Individuals who had lower levels of erectile function at the start of the study (on average around age 56) showed faster cognitive decline as years progressed. When looking across study waves (i.e., across the years of the study) decreases in erectile function were related to declines in episodic memory. Increases in erectile function were associated with less steep decline in episodic memory. Looking at changes within an individual over time, changes in erectile function were not associated with changes to executive function and processing speed.
“Overall, we found that decreases in erectile function and sexual satisfaction were related to declines in episodic memory, and increases were related to less decline in episodic memory. These associations survived adjustment for demographic and health factors. Our study showed that in addition to effects at midlife, continuously measured declines in erectile function in thereafter correspond to declines in episodic memory. We found that erectile function was related to all cognitive domains at baseline and that men with lower erectile function at baseline had greater declines in memory over time,” the study authors concluded.

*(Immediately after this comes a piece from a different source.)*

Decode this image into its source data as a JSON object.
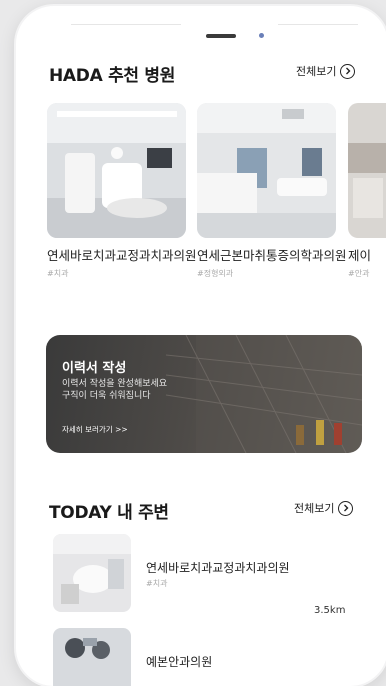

The study sheds light on the age-related changes of sexual and cognitive functions. However, it also has limitations that need to be taken into account. Notably, all participants were men, so the results cannot be generalized to women. Additionally, all participants were twins who served in the U.S. military. Results might not be the same among other demographic groups.
The paper, “Erectile Function, Sexual Satisfaction, and Cognitive Decline in Men From Midlife to Older Adulthood”, was authored by Riki E. Slayday, Tyler R. Bell, Michael J. Lyons, Teresa S. Warren, Rosemary Toomey, Richard Vandiver, Martin J. Sliwinski, William S. Kremen, and Carol E. Franz.